I felt the same pull when I took the picture. It was like magnetic pull - a lunar pull
John Hindley
Mr Hindley said looked out the window and spotted the saucer, which floated over the Pennines mountain range for half an hour before vanishing.
He said: "I just thought it was a glitch in the sky. It was a few miles away. I took two photos and then just left it.
"Two days after I remembered the feeling I had.
"It was like that pull I had had before.
"Normally when you take a photo there is no emotion so I remembered that feeling I had and so I thought I would look at the photo.
"I had it again when I looked at the photo.
"It was like magnetic pull - a lunar pull.
"I felt the same pull when I took the picture."
Mr Hindley captured the shocking image while staying with his friend in a third-floor flat in Middleton, north of Manchester on Friday November 7.
But he didn't see what he had managed to photograph until two days later when his mysterious "pulling" sensation returned.
He said: "I am a rational man.

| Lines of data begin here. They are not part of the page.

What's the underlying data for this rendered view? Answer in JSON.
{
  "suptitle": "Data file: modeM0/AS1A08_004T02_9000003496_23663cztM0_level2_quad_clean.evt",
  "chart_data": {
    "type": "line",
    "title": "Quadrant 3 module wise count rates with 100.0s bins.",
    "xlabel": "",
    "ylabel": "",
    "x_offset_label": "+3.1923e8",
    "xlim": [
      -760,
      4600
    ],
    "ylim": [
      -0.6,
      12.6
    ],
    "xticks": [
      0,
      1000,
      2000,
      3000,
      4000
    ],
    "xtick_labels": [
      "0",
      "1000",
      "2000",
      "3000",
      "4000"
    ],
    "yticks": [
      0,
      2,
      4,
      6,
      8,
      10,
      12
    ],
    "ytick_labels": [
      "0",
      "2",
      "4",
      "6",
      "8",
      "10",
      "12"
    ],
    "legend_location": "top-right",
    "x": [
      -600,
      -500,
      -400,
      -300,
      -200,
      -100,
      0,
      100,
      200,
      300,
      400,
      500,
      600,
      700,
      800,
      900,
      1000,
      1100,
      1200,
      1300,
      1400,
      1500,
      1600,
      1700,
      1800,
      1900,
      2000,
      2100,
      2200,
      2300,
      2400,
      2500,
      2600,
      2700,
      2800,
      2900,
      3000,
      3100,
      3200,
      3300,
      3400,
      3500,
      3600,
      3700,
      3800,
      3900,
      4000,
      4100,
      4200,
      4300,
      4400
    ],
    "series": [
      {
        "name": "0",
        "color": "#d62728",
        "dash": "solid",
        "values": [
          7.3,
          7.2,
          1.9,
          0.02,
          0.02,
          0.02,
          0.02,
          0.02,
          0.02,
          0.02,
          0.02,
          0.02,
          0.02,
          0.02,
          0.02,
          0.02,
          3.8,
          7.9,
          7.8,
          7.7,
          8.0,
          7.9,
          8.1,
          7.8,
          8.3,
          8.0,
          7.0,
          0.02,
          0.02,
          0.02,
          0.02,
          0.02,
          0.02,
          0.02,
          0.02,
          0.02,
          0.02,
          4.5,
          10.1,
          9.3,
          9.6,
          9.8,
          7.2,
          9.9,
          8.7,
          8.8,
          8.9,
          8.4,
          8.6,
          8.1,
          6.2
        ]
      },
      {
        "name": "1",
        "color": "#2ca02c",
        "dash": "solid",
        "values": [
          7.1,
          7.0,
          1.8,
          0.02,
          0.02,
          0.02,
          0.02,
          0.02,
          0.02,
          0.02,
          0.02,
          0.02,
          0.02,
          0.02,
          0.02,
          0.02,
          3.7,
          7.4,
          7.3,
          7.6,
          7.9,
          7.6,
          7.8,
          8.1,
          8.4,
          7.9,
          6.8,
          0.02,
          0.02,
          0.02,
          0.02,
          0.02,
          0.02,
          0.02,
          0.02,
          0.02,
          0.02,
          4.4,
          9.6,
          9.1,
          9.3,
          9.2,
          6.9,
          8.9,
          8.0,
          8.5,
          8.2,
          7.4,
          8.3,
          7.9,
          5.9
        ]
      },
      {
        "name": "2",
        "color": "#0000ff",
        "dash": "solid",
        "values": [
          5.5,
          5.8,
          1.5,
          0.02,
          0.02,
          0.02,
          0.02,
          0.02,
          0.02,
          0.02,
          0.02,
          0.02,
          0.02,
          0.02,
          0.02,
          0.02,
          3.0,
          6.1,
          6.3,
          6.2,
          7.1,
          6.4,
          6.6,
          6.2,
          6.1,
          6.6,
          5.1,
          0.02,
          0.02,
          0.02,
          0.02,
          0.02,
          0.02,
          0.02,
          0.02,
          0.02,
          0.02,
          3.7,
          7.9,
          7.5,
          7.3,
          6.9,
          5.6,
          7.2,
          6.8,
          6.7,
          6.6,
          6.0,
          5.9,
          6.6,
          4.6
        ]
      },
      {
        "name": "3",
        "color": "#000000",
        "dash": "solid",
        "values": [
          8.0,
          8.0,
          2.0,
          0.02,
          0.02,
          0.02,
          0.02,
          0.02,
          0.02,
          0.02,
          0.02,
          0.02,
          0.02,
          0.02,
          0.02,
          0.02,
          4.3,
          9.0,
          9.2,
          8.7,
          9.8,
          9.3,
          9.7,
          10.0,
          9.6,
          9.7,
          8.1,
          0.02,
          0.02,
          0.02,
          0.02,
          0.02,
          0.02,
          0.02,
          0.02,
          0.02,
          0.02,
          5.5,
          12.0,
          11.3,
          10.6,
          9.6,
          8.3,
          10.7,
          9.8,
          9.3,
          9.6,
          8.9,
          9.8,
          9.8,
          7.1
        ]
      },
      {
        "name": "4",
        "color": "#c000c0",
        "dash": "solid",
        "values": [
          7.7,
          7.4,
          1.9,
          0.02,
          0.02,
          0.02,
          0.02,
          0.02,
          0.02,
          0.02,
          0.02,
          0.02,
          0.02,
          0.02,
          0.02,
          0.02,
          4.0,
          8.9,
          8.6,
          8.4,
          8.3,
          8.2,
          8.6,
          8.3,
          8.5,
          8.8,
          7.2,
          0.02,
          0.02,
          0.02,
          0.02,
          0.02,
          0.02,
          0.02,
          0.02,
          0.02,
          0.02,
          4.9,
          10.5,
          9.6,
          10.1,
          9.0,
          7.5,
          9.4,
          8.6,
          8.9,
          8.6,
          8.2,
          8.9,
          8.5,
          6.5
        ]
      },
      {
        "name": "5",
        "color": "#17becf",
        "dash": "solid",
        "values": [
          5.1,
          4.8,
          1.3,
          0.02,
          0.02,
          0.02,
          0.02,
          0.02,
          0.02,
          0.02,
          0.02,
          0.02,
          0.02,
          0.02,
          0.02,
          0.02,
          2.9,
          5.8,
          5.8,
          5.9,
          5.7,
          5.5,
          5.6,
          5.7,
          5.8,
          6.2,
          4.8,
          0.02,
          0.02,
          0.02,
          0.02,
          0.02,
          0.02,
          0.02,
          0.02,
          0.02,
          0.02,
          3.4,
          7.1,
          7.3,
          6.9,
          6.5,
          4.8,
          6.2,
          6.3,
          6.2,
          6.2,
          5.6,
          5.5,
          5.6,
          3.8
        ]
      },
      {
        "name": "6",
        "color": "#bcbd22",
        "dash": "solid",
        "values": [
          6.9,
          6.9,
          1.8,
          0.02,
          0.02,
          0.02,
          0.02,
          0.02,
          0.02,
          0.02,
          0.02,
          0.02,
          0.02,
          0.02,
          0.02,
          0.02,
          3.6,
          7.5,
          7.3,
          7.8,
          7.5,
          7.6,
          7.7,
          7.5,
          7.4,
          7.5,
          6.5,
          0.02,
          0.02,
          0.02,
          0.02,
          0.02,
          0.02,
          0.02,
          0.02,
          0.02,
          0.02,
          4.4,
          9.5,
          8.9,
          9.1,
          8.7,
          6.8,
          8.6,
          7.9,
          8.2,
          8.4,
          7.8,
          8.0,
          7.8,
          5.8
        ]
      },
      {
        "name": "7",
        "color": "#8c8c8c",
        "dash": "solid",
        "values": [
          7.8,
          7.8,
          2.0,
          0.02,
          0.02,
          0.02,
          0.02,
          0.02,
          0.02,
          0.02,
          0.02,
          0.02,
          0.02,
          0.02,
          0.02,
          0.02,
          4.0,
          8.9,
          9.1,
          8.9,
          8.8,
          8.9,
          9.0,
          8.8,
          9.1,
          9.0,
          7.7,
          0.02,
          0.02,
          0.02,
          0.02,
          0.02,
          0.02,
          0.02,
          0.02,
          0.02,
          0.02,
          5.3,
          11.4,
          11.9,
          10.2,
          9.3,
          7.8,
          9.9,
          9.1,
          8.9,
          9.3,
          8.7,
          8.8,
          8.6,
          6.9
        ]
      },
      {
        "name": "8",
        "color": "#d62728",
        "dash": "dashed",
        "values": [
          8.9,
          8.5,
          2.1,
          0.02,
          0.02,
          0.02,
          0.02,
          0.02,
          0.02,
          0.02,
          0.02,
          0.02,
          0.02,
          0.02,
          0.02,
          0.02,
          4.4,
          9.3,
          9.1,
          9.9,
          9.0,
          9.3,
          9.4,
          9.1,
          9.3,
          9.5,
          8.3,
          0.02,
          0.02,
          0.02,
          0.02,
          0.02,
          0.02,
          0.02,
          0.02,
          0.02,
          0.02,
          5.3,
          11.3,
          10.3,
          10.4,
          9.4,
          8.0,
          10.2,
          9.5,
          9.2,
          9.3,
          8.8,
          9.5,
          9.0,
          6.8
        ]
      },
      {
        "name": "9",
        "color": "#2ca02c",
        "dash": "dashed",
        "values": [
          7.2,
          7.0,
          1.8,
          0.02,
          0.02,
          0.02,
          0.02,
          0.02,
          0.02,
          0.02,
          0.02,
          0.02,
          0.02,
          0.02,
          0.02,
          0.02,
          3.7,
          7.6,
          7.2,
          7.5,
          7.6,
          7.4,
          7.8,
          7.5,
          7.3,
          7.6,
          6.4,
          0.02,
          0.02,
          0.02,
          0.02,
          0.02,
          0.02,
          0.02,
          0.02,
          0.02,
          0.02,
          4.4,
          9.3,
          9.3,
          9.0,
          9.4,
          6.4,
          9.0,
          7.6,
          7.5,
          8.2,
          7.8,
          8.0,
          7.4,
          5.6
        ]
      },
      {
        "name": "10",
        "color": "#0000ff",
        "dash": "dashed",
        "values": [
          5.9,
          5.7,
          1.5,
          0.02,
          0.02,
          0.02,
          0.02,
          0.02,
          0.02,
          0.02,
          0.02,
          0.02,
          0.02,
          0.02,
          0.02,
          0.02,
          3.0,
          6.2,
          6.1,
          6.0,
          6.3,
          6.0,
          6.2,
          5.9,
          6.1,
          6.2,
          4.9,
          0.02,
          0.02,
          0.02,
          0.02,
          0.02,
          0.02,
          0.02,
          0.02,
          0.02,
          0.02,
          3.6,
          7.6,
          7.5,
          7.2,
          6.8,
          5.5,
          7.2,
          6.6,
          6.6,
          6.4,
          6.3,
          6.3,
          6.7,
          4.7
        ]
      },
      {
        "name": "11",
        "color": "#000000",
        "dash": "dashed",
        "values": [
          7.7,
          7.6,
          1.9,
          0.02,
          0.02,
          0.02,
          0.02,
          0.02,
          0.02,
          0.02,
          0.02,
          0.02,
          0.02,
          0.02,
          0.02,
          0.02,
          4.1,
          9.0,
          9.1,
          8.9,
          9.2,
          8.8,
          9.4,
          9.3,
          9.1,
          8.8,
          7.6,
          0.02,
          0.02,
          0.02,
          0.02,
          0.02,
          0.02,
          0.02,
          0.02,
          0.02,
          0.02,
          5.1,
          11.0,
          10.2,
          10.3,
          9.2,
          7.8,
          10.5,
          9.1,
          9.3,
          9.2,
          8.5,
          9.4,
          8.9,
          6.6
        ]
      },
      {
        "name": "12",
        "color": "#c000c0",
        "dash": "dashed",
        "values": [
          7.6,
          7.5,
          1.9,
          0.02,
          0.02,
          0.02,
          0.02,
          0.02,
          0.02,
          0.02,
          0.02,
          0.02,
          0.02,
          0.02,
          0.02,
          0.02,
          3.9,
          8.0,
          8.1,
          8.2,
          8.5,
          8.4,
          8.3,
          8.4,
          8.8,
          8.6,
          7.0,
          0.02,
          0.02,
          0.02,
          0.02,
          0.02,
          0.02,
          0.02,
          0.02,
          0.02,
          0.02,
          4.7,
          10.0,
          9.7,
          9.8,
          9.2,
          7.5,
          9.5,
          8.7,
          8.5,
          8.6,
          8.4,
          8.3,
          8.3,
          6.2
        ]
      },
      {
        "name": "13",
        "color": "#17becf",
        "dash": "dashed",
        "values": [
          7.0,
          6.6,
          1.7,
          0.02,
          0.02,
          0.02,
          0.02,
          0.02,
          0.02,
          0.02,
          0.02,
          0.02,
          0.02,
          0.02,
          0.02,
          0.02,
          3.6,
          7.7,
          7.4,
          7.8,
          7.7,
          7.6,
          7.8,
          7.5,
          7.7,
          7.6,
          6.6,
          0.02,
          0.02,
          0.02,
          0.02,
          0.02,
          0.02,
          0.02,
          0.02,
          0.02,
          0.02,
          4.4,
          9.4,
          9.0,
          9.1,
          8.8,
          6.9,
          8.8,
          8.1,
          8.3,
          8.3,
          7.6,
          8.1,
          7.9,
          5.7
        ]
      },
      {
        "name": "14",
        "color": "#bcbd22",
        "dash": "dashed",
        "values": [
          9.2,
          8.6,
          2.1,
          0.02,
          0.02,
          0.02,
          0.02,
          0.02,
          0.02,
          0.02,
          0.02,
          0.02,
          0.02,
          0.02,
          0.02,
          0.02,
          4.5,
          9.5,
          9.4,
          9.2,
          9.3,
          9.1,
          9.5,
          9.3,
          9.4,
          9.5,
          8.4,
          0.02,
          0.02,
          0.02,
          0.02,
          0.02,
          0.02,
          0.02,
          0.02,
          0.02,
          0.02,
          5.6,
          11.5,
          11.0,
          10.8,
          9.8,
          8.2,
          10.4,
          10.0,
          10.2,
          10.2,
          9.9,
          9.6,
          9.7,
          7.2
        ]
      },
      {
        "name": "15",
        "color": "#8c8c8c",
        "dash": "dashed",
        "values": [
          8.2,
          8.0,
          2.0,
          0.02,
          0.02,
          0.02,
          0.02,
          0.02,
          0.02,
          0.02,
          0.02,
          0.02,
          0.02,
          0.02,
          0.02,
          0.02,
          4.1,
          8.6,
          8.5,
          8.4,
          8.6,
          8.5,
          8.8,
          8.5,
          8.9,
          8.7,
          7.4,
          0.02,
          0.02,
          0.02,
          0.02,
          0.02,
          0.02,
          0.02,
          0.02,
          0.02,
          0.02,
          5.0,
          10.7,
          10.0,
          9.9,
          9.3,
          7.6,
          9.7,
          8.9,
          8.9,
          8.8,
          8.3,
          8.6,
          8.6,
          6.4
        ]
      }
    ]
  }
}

I have never felt that feeling before.
"With the feeling I had and what it looks like, I don't think it was a Chinook helicopter.
He added: "I definitely think it could have been a UFO.
"I think people more people are realising that we are not the only people floating around the vicinity.
"I mean the photo shows the lights shining through the clouds.
"I really don't think it is a reflection - look at the saucer shaped object and the lights and the two lines coming out of the bottom."
British UFO sightings are not uncommon. This September, experts were baffled when a photo of a dark, flying saucer emerged over Portsmouth.
Met Office forecasters were unable to explain the water vapour trails captured in the sky during the days after the initial saucer sighting – as the contrails banked too sharply to have been left by a commercial jet.
So many people have reported seeing unexplained objects in the sky above England, Wales and Scotland that between 1997 to 2000 the British Government commissioned a UFO study.
Codenamed Project Condign, the review looked at 10,000 reported UFO sightings.
However, the weighty 400-page document concludes that there is no proof of the existence of alien aircrafts – blaming sightings on supernormal meteorological events not fully understood by modern science.